Oral leases are presumed to be year-to-year leases in Nebraska, and notice of termination is required at least six months in advance. The Nebraska Supreme Court has held that oral farm leases commence on March 1, meaning that notice to terminate must be received by the tenant prior to September 1 of the preceding year, causing the lease to terminate as of the last day of February. If the lease is not terminated on time, then the tenant will have leasehold rights to the property for another year. However, it is worth noting that this applies to crop leases, but not to pasture leases where the lease is for the customary five-month pasture season that runs from May 1 to October 1 each year, in which case the lease expires at the end of the season.
The notice to terminate should be made in writing. It is recommended the notice be sent via registered mail, with return receipt requested. The notice is deemed delivered when received by the tenant, rather than the date the notice is sent by the landowner.
We encourage both early diligence in seeking out information as to whether a farm tenancy is in place, and early communication with any such tenant. Due to the cyclical nature of crop farming, early communication allows the farm tenant to plan for its future crops accordingly. Early communication is also beneficial in avoiding the possible implementation of the common law “doctrine of emblements” afforded by some states. This doctrine protects tenants who continue to farm in good faith and whose leases are terminated at no fault of the tenant before a growing crop is harvested. If the tenancy is terminated—even legally—before the crop matures, the tenant is entitled to either continue harvesting the crop, or be compensated for its expected profit.

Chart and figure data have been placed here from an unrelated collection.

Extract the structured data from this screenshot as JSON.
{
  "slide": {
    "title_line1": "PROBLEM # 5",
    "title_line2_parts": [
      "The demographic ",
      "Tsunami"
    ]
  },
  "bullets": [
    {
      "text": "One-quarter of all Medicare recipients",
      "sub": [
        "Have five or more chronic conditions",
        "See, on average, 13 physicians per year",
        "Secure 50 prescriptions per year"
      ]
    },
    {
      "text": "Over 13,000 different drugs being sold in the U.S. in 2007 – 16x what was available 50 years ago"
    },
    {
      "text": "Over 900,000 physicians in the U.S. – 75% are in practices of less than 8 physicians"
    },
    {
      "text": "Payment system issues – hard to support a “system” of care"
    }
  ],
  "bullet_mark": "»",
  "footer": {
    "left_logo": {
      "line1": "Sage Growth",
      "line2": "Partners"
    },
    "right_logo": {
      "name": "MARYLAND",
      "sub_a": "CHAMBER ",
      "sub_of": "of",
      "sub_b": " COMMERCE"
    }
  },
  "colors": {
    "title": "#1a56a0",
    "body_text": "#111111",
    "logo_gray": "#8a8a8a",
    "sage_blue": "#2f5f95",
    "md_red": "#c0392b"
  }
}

Properly terminating a lease, especially an oral farm lease, requires the consideration of many factors. As shown above, different states implement different requirements, and only a sampling of states is described above. It is important to proactively seek advice on farm leases to ensure that either a termination is drafted and delivered properly and in a timely manner in accordance with the laws of the state in which the property is located, or a written agreement is otherwise negotiated with the farm tenant. Contact Husch Blackwell’s Renewable Energy Team with any questions you have regarding farm lease terminations, or any other renewable energy development matter.
 This does not apply to a farm tenant that is considered a “mere cropper,” or a person who holds a farm tenancy with an acreage of less than 40 acres where an animal feeding operation is the primary use. Many states set out different standards with respect to “croppers.”
 Similar protection is provided to a tenant that has worked the ground or prepared it in conformance with customary farming practices, but has not yet planted its fall crop, before receiving notice of termination.